Riccardo Chailly and Stefano Bollani return with “Sounds of the 30s”, available from Decca on May 22

A collection of works by Ravel, Stravinsky, Weill and de Sabata feature the jazz pianist with the Gewandhausorchester


Following the success of last year’s sparkling recording of Gershwin’s Piano Concerto and Rhapsody in Blue, conductor Riccardo Chailly and pianist Stefano Bollani return with an album of jazz-inspired classical works, including two world-premiere recordings. The album, which was recorded live at the Gewandhaus, Leipzig, will be released on May 22, 2012.

Last year Decca released an all-Gershwin recording featuring these artists and it was a surprise hit. Gramophone commented that “…the performance of the Concerto is the finest I have ever heard . . . Inhibitions are left backstage and, while all parties are alive to the smallest detail, there is an irreverence and spontaneity which capture the spirit of the work like no other . . . Bollani's exuberance and panache are infectious.” This unique combination of a revered maestro (who recently has received the highest praise for his Beethoven symphony cycle), an Italian jazz pianist and a storied German orchestra has created something special and the recording shimmers as a result.

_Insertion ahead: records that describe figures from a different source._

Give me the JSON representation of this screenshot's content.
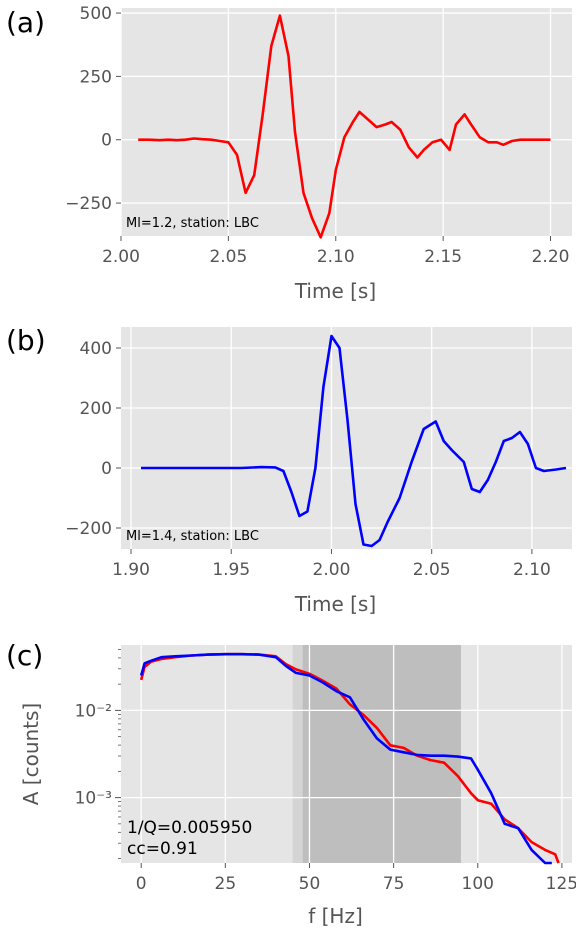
{
  "chart_data": [
    {
      "panel": "(a)",
      "type": "line",
      "xlabel": "Time [s]",
      "ylabel": "",
      "xlim": [
        2.0,
        2.21
      ],
      "ylim": [
        -380,
        520
      ],
      "xticks": [
        2.0,
        2.05,
        2.1,
        2.15,
        2.2
      ],
      "xtick_labels": [
        "2.00",
        "2.05",
        "2.10",
        "2.15",
        "2.20"
      ],
      "yticks": [
        500,
        250,
        0,
        -250
      ],
      "ytick_labels": [
        "500",
        "250",
        "0",
        "−250"
      ],
      "annotation": "Ml=1.2, station: LBC",
      "grid": true,
      "series": [
        {
          "color": "#ff0000",
          "x": [
            2.008,
            2.013,
            2.018,
            2.022,
            2.026,
            2.03,
            2.034,
            2.038,
            2.042,
            2.046,
            2.05,
            2.054,
            2.058,
            2.062,
            2.066,
            2.07,
            2.074,
            2.078,
            2.081,
            2.085,
            2.089,
            2.093,
            2.097,
            2.1,
            2.104,
            2.108,
            2.111,
            2.115,
            2.119,
            2.123,
            2.126,
            2.13,
            2.134,
            2.138,
            2.141,
            2.145,
            2.149,
            2.153,
            2.156,
            2.16,
            2.163,
            2.167,
            2.171,
            2.175,
            2.178,
            2.182,
            2.186,
            2.19,
            2.194,
            2.198,
            2.2
          ],
          "y": [
            0,
            0,
            -2,
            0,
            -2,
            0,
            5,
            2,
            0,
            -5,
            -10,
            -60,
            -210,
            -140,
            100,
            370,
            490,
            330,
            30,
            -210,
            -310,
            -385,
            -290,
            -120,
            10,
            70,
            110,
            80,
            50,
            60,
            70,
            40,
            -30,
            -70,
            -40,
            -10,
            0,
            -40,
            60,
            100,
            60,
            10,
            -10,
            -10,
            -20,
            -5,
            0,
            0,
            0,
            0,
            0
          ]
        }
      ]
    },
    {
      "panel": "(b)",
      "type": "line",
      "xlabel": "Time [s]",
      "ylabel": "",
      "xlim": [
        1.895,
        2.12
      ],
      "ylim": [
        -270,
        470
      ],
      "xticks": [
        1.9,
        1.95,
        2.0,
        2.05,
        2.1
      ],
      "xtick_labels": [
        "1.90",
        "1.95",
        "2.00",
        "2.05",
        "2.10"
      ],
      "yticks": [
        400,
        200,
        0,
        -200
      ],
      "ytick_labels": [
        "400",
        "200",
        "0",
        "−200"
      ],
      "annotation": "Ml=1.4, station: LBC",
      "grid": true,
      "series": [
        {
          "color": "#0000ff",
          "x": [
            1.905,
            1.915,
            1.925,
            1.935,
            1.945,
            1.955,
            1.965,
            1.972,
            1.976,
            1.98,
            1.984,
            1.988,
            1.992,
            1.996,
            2.0,
            2.004,
            2.008,
            2.012,
            2.016,
            2.02,
            2.024,
            2.028,
            2.034,
            2.04,
            2.046,
            2.052,
            2.056,
            2.06,
            2.066,
            2.07,
            2.074,
            2.078,
            2.082,
            2.086,
            2.09,
            2.094,
            2.098,
            2.102,
            2.106,
            2.112,
            2.117
          ],
          "y": [
            0,
            0,
            0,
            0,
            0,
            0,
            3,
            2,
            -10,
            -80,
            -160,
            -145,
            0,
            270,
            440,
            400,
            160,
            -120,
            -255,
            -260,
            -240,
            -180,
            -100,
            20,
            130,
            155,
            90,
            60,
            20,
            -70,
            -80,
            -40,
            20,
            90,
            100,
            120,
            80,
            0,
            -10,
            -5,
            0
          ]
        }
      ]
    },
    {
      "panel": "(c)",
      "type": "line",
      "xlabel": "f [Hz]",
      "ylabel": "A [counts]",
      "xlim": [
        -6,
        128
      ],
      "ylim_log10": [
        -3.75,
        -1.25
      ],
      "yscale": "log",
      "xticks": [
        0,
        25,
        50,
        75,
        100,
        125
      ],
      "xtick_labels": [
        "0",
        "25",
        "50",
        "75",
        "100",
        "125"
      ],
      "yticks_log10": [
        -2,
        -3
      ],
      "ytick_labels": [
        "10⁻²",
        "10⁻³"
      ],
      "shaded_bands": [
        {
          "from": 45,
          "to": 95,
          "shade": "light"
        },
        {
          "from": 48,
          "to": 95,
          "shade": "medium"
        }
      ],
      "annotation_lines": [
        "1/Q=0.005950",
        "cc=0.91"
      ],
      "grid": true,
      "series": [
        {
          "color": "#ff0000",
          "x": [
            0,
            1,
            3,
            6,
            10,
            15,
            20,
            25,
            30,
            35,
            40,
            43,
            46,
            50,
            54,
            58,
            62,
            66,
            70,
            74,
            78,
            82,
            86,
            90,
            94,
            98,
            100,
            104,
            108,
            112,
            116,
            120,
            123,
            124
          ],
          "y_log10": [
            -1.65,
            -1.5,
            -1.44,
            -1.41,
            -1.39,
            -1.37,
            -1.36,
            -1.355,
            -1.355,
            -1.36,
            -1.38,
            -1.47,
            -1.53,
            -1.58,
            -1.66,
            -1.75,
            -1.93,
            -2.05,
            -2.2,
            -2.4,
            -2.43,
            -2.52,
            -2.57,
            -2.6,
            -2.75,
            -2.95,
            -3.03,
            -3.07,
            -3.25,
            -3.35,
            -3.51,
            -3.6,
            -3.65,
            -3.8
          ]
        },
        {
          "color": "#0000ff",
          "x": [
            0,
            1,
            3,
            6,
            10,
            15,
            20,
            25,
            30,
            35,
            40,
            43,
            46,
            50,
            54,
            58,
            62,
            66,
            70,
            74,
            78,
            82,
            86,
            90,
            94,
            98,
            100,
            104,
            108,
            112,
            116,
            120,
            122
          ],
          "y_log10": [
            -1.6,
            -1.46,
            -1.43,
            -1.39,
            -1.38,
            -1.37,
            -1.36,
            -1.355,
            -1.355,
            -1.36,
            -1.39,
            -1.49,
            -1.57,
            -1.6,
            -1.68,
            -1.78,
            -1.85,
            -2.1,
            -2.32,
            -2.45,
            -2.48,
            -2.51,
            -2.52,
            -2.52,
            -2.53,
            -2.55,
            -2.68,
            -2.95,
            -3.3,
            -3.35,
            -3.6,
            -3.8,
            -3.8
          ]
        }
      ]
    }
  ]
}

For their new recording Chailly and Bollani have turned their attention to the 1930s and works by Ravel, Stravinsky, Weill and de Sabata. The influence of jazz on Ravel’s Piano Concerto in G is undeniable. Ravel wrote the work upon his return from America where he had met George Gershwin in New York and even travelled up to the Savoy Ballroom in Harlem to listen to jazz. The concerto is remarkable in that Ravel so fluently integrated the jazz idiom into the classical model of a concerto.

Ravel’s music is followed by Stravinsky’s Tango which is heard here in both its original 1940 solo piano version as well as Felix Guenther’s orchestration (a world-premiere recording). This is a tango as it could only be conceived by Stravinsky and it is certainly a sound-world away from Ravel. This is followed with works by Kurt Weill, a composer who, like Stravinsky, fled Europe in the 1930s. Unlike Stravinsky’s analytical re-imagining of the tango, Weill has written songs which masquerade as pop-tunes but are deceptively complex creations. The two selections included, from his shows Happy End and The Threepenny Opera, are examples of his wit and musical sophistication.